Send a no-op round trip to verify the connection is alive. On success $result is true, $err is undef. On error: (undef, $error).

finish

$ch->finish;

Close the connection. Pending queries receive an error callback. Aliased as disconnect.

reset

$ch->reset;

Disconnect and immediately reconnect using the original parameters. Aliased as reconnect.

drain

$ch->drain(sub { ... });

Register a callback to fire once all pending queries (queued + in-flight) have completed. If nothing is pending, the callback fires synchronously. The classic graceful-shutdown pattern:

$ch->query("SELECT 1", sub { ... });
$ch->query("SELECT 2", sub { ... });
$ch->drain(sub {
    $ch->finish;
    EV::break;
});

cancel

$ch->cancel;

Cancel the currently in-flight query. Native protocol sends CLIENT_CANCEL and waits for the server's EndOfStream/Exception; HTTP closes the connection (use auto_reconnect or call "reset" to recover). The query's callback receives an error.

skip_pending

$ch->skip_pending;

Drop every pending operation: each queued and in-flight callback is invoked with (undef, $error_message). If a request was on the wire, the connection is torn down; call "reset" (or rely on auto_reconnect) before issuing new queries.

ACCESSORS

is_connected

True if the connection is established.

pending_count

Number of pending operations (queued + in-flight).

server_info

Full server identification string (e.g. "ClickHouse 24.1.0 (revision 54459)"), populated from the native ServerHello. undef for HTTP connections.

server_version

Server version (e.g. "24.1.0"). Native only; undef for HTTP.

server_timezone

Server timezone (e.g. "UTC", "Europe/Moscow"). Native only; undef for HTTP.

column_names

Arrayref of column names from the most recent native query result, or undef if no query has run.

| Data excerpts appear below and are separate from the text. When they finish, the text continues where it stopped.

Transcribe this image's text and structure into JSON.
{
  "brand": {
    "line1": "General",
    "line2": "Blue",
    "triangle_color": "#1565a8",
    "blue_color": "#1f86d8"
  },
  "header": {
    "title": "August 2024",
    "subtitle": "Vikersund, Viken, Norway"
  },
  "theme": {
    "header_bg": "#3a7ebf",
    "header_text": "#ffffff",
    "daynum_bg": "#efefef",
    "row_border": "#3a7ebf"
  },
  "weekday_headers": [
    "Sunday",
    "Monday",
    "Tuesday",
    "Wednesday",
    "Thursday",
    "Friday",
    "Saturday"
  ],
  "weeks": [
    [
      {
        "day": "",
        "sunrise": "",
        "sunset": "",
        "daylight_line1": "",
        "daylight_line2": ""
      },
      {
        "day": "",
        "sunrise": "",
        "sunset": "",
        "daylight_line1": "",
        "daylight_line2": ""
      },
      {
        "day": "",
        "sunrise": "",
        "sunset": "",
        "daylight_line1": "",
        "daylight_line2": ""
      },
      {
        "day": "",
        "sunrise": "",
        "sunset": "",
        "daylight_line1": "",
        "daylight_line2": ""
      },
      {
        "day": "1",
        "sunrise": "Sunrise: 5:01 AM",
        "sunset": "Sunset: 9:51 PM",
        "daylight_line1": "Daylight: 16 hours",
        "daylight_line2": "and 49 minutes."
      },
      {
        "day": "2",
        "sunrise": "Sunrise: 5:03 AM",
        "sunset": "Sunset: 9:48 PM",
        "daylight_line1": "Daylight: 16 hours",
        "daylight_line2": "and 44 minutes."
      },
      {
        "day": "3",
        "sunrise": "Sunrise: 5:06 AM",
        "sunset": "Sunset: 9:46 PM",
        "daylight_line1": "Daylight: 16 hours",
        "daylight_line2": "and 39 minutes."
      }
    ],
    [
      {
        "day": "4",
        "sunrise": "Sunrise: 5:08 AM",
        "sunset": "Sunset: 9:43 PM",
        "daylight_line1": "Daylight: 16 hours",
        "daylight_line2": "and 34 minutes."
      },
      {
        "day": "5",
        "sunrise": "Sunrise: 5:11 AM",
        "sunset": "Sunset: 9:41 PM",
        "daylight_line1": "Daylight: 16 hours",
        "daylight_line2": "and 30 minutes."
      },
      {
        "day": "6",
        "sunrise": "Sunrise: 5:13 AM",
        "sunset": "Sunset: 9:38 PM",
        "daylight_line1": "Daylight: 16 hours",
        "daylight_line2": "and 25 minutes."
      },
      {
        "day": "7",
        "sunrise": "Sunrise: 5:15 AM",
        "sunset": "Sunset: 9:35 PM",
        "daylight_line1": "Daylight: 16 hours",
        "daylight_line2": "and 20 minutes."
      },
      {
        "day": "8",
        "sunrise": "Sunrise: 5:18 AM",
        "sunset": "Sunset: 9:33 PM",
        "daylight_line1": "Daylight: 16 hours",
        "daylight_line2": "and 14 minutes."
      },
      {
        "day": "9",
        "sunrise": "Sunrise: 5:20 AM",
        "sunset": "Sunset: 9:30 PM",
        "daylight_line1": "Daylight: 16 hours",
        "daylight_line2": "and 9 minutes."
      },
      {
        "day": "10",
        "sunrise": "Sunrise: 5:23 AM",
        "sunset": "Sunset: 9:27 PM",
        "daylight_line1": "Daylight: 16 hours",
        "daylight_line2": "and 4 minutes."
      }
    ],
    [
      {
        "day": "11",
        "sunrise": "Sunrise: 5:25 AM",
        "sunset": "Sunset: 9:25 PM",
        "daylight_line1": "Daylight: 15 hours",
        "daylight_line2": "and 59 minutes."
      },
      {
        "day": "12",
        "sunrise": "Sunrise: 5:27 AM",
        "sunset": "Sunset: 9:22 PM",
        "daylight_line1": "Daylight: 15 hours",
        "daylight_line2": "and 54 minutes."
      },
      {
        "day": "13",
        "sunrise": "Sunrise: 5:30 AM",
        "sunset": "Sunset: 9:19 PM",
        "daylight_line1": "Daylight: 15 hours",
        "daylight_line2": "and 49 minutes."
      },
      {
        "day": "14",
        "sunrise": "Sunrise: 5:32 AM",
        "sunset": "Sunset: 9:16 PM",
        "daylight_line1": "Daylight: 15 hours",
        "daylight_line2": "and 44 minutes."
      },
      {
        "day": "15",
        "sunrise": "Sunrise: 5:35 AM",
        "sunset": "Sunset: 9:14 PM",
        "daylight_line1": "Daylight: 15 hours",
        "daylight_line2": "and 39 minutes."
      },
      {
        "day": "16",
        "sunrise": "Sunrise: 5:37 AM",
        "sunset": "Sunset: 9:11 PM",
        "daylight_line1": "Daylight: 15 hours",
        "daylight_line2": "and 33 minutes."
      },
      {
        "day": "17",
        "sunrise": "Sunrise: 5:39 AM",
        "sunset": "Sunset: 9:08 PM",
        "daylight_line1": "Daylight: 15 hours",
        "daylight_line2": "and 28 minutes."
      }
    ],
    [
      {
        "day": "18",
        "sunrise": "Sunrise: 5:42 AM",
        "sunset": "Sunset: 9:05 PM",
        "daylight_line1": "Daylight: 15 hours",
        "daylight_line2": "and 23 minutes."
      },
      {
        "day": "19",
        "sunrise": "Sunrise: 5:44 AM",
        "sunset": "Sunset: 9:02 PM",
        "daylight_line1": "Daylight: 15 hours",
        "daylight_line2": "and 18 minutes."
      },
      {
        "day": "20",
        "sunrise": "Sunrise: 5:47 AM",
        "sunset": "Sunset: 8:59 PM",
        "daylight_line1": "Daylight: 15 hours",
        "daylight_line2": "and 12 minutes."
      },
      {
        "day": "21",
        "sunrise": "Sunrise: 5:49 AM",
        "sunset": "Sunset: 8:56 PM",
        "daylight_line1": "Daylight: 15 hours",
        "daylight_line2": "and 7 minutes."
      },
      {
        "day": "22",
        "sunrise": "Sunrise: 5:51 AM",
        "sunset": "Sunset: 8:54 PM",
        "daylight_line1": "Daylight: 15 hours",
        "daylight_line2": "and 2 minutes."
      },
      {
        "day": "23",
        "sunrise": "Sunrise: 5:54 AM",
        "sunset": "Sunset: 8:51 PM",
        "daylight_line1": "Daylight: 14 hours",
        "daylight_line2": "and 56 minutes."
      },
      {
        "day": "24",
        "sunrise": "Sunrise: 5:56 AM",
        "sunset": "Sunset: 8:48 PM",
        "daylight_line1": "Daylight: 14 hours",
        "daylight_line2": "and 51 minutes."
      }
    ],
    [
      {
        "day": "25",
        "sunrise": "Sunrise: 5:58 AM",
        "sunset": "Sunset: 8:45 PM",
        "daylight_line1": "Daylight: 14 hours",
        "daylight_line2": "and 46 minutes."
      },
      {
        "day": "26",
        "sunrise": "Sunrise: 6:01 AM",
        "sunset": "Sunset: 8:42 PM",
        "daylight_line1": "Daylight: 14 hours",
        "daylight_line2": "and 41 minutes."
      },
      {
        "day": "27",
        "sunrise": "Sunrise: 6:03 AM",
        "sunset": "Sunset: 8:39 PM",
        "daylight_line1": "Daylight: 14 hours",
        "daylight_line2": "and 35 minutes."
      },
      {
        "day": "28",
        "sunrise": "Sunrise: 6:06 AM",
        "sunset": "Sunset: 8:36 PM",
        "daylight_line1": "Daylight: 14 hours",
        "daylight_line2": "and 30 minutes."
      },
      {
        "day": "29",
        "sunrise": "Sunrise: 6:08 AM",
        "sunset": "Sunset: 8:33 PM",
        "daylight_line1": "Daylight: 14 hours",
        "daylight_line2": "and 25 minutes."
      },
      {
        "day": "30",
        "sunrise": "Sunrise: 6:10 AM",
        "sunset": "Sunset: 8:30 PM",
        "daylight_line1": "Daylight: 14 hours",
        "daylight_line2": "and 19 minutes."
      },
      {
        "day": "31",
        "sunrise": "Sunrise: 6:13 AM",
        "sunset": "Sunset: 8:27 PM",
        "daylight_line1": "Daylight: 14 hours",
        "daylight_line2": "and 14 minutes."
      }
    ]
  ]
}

$ch->query("SELECT 1 AS foo, 2 AS bar", sub {
    my $names = $ch->column_names;  # ['foo', 'bar']
});
column_types

Arrayref of ClickHouse type strings from the most recent native query (e.g. ['UInt32', 'String', 'Nullable(DateTime)']).

last_query_id

query_id of the most recently dispatched query, or undef. Set via { query_id => 'my-id' } in the settings hash of "query"/"insert".

last_error_code

ClickHouse error code (integer) of the most recent server-side exception, or 0 if no error. The top-level code is reported even when the exception is a chain. Useful for distinguishing retryable errors (e.g. 202 = TOO_MANY_SIMULTANEOUS_QUERIES) from permanent ones (60 = UNKNOWN_TABLE, 516 = AUTHENTICATION_FAILED).

last_totals

Arrayref of totals rows from the last query that used WITH TOTALS, or undef. Native only.

last_extremes

Arrayref of extremes rows from the last native query, or undef.

profile_rows_before_limit

Rows that would have been returned without LIMIT. Useful for pagination UIs. Native only.

profile_rows

Total rows processed by the last query (native ProfileInfo).

profile_bytes

Total bytes processed by the last query (native ProfileInfo).

ALIASES

q          -> query
reconnect  -> reset
disconnect -> finish

REQUIREMENTS

  • Perl 5.12 or newer

  • EV 4.11 or newer (event loop)

  • zlib (required)

  • OpenSSL (optional, for TLS; auto-detected at build time)

  • liblz4 (optional, for native protocol compression; auto-detected)

SEE ALSO

EV, https://clickhouse.com/docs

AUTHOR

vividsnow

LICENSE

This library is free software; you can redistribute it and/or modify it under the same terms as Perl itself.